General characteristics
- Tonnage: 1721 gross tons
- Length: 238 ft (73 m)
- Beam: 42.9 ft (13.1 m)
- Depth: 23.9 ft
- Decks: 2
- Propulsion: Sail
- Sail plan: Full-rigged ship
- Notes: Specifications from Glooscap 1914 Registry Form

= Glooscap (ship) =

Sailing ship built in 1891

Glooscap was a full-rigged sailing ship built in 1891 at Spencer's Island, Nova Scotia in the Minas Basin of the Bay of Fundy. The ship was named after Glooscap, the spiritual hero figure of the Mi'kmaq people. Glooscap was the culmination of several decades of large-scale ship building in the small village of Spencers Island. She was the last square rigger built along the Parrsboro Shore and the largest ship ever built in Cumberland County, Nova Scotia. She circled the world in her first year of operation, carrying freight to Liverpool, Cape Town, Australia, and New York City.
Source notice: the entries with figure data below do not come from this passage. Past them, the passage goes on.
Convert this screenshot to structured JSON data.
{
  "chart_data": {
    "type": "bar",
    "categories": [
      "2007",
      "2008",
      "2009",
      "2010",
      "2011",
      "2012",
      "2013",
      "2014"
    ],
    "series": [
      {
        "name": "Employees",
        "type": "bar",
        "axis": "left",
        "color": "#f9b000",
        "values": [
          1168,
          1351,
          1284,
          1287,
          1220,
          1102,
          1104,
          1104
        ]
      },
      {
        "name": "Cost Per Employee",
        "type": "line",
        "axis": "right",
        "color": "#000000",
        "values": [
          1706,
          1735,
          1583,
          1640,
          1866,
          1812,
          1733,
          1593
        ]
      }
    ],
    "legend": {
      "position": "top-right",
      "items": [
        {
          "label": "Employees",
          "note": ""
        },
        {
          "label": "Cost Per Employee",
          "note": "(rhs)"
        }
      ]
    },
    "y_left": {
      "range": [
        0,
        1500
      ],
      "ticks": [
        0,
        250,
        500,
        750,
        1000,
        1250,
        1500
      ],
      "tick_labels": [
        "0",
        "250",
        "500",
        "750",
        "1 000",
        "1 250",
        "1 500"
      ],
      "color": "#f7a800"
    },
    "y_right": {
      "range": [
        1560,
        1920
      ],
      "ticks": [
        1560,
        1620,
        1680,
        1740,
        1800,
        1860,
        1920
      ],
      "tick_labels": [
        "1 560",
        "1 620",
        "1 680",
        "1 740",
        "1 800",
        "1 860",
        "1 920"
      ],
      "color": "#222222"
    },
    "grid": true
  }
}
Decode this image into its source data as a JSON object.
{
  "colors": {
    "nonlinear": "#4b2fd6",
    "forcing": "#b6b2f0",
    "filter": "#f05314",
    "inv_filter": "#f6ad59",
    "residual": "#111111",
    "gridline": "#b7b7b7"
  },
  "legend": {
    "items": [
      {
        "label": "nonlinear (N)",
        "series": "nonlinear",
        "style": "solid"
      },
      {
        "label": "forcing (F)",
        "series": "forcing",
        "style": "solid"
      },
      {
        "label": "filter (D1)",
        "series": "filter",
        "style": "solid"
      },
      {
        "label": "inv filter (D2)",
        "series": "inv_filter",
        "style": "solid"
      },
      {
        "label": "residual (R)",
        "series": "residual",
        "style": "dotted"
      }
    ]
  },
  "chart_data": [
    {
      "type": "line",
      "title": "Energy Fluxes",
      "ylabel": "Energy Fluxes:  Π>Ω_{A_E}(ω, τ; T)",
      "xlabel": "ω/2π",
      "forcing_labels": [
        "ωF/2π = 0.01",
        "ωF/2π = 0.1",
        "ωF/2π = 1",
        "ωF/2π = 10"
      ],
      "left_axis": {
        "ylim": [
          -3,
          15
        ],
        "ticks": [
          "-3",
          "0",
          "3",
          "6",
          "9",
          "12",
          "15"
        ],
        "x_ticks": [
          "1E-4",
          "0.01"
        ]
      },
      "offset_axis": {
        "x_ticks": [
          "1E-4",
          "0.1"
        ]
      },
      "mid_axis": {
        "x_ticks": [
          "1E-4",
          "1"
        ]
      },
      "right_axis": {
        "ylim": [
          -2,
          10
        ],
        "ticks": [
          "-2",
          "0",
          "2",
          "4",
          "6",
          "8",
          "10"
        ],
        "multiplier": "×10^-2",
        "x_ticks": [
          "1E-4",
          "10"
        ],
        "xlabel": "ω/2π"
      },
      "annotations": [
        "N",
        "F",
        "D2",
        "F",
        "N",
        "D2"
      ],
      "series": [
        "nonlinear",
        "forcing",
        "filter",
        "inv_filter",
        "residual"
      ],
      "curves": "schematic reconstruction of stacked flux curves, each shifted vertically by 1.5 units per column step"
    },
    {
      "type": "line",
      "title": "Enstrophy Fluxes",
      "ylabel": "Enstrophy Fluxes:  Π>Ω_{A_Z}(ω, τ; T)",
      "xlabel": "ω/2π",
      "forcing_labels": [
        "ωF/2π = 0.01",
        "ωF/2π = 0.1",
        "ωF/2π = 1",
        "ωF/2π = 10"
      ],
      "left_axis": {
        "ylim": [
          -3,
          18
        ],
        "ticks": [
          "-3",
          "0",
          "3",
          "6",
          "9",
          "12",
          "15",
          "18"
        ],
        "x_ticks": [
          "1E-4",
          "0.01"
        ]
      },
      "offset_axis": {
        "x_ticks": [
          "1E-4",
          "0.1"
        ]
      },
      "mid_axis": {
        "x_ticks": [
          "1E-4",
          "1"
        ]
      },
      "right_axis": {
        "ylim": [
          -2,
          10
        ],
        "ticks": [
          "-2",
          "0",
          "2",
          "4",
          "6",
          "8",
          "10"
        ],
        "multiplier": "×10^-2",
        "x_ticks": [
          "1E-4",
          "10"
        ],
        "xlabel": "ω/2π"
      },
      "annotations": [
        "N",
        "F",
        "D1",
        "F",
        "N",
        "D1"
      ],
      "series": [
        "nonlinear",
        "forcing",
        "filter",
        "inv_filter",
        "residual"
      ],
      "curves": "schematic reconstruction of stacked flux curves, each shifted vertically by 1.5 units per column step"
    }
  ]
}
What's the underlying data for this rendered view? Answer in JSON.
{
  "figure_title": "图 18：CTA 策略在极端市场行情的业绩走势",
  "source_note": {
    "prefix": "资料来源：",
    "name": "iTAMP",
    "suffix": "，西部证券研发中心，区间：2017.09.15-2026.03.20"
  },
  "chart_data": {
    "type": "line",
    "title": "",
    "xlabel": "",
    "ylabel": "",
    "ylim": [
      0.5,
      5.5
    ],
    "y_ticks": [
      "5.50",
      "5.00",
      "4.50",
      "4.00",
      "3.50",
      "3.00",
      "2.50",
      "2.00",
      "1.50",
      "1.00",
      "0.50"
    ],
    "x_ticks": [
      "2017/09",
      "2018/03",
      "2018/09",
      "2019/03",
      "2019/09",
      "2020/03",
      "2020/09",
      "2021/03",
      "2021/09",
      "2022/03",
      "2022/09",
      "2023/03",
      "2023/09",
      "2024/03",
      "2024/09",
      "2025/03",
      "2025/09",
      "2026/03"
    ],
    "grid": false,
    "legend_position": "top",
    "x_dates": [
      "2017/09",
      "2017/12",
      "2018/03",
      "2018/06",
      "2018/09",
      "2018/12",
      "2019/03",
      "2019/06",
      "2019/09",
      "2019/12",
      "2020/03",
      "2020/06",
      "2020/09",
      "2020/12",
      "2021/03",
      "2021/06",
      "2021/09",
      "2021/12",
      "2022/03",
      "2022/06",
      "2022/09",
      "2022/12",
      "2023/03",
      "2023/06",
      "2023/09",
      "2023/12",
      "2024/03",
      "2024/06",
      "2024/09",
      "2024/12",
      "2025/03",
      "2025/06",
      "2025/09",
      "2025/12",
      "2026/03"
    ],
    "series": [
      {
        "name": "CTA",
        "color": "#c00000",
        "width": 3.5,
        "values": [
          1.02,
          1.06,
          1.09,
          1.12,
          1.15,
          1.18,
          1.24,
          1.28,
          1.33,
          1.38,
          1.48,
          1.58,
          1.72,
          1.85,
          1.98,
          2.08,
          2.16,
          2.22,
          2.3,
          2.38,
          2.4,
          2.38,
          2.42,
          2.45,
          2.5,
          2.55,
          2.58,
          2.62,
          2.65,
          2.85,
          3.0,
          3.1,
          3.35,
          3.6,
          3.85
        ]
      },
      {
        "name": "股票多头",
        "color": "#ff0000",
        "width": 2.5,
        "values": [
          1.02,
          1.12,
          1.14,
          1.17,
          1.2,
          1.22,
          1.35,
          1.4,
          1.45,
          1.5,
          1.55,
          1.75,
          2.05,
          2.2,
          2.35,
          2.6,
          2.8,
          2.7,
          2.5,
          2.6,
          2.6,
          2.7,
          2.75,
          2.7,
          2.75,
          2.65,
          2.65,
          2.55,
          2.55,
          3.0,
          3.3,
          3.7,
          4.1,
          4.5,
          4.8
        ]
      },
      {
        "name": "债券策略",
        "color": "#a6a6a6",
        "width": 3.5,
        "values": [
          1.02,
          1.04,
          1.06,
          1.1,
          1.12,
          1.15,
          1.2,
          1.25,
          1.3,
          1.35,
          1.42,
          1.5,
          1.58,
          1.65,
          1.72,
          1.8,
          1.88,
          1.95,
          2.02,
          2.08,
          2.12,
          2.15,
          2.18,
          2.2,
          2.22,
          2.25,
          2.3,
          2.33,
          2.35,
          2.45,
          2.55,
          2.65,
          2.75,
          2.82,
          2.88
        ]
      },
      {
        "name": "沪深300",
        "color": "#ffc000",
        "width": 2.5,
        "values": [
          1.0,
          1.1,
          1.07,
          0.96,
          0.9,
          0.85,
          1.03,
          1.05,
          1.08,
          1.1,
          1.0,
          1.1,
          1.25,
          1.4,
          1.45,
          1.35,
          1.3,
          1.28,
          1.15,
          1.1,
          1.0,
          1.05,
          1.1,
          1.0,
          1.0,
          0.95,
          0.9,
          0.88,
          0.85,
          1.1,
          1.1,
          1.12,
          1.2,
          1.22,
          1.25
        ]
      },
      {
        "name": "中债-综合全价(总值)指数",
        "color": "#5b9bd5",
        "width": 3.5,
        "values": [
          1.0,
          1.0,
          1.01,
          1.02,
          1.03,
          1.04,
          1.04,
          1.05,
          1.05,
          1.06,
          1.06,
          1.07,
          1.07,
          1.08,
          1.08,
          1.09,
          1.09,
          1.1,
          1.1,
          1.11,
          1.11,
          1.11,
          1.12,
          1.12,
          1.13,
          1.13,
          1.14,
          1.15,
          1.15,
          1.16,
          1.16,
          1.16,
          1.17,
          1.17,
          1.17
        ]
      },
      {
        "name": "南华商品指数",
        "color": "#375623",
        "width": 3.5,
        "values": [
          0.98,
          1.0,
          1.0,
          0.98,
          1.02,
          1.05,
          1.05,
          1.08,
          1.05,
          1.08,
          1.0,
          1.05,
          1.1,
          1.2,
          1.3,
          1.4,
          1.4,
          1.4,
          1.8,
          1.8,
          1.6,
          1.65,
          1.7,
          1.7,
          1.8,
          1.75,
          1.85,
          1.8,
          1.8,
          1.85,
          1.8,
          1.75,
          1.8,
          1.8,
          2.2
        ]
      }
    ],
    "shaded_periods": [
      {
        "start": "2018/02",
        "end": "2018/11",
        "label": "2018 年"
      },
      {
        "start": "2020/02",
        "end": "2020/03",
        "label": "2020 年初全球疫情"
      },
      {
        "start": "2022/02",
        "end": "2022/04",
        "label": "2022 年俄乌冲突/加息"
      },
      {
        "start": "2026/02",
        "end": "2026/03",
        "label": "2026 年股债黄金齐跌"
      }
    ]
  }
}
She made frequent subsequent voyages to the Pacific. Although built in the twilight period of the Age of Sail, Glooscap earned good profits for her owners shipping freight around the world for two decades under the command of two noted captains, the brothers George T. Spicer and Dewis Spicer of Spencers Island. Glooscap was converted to a gypsum barge in 1914. The ship is featured in exhibits at the lighthouse museum in Spencer's Island and at the Age of Sail Heritage Centre in Port Greville.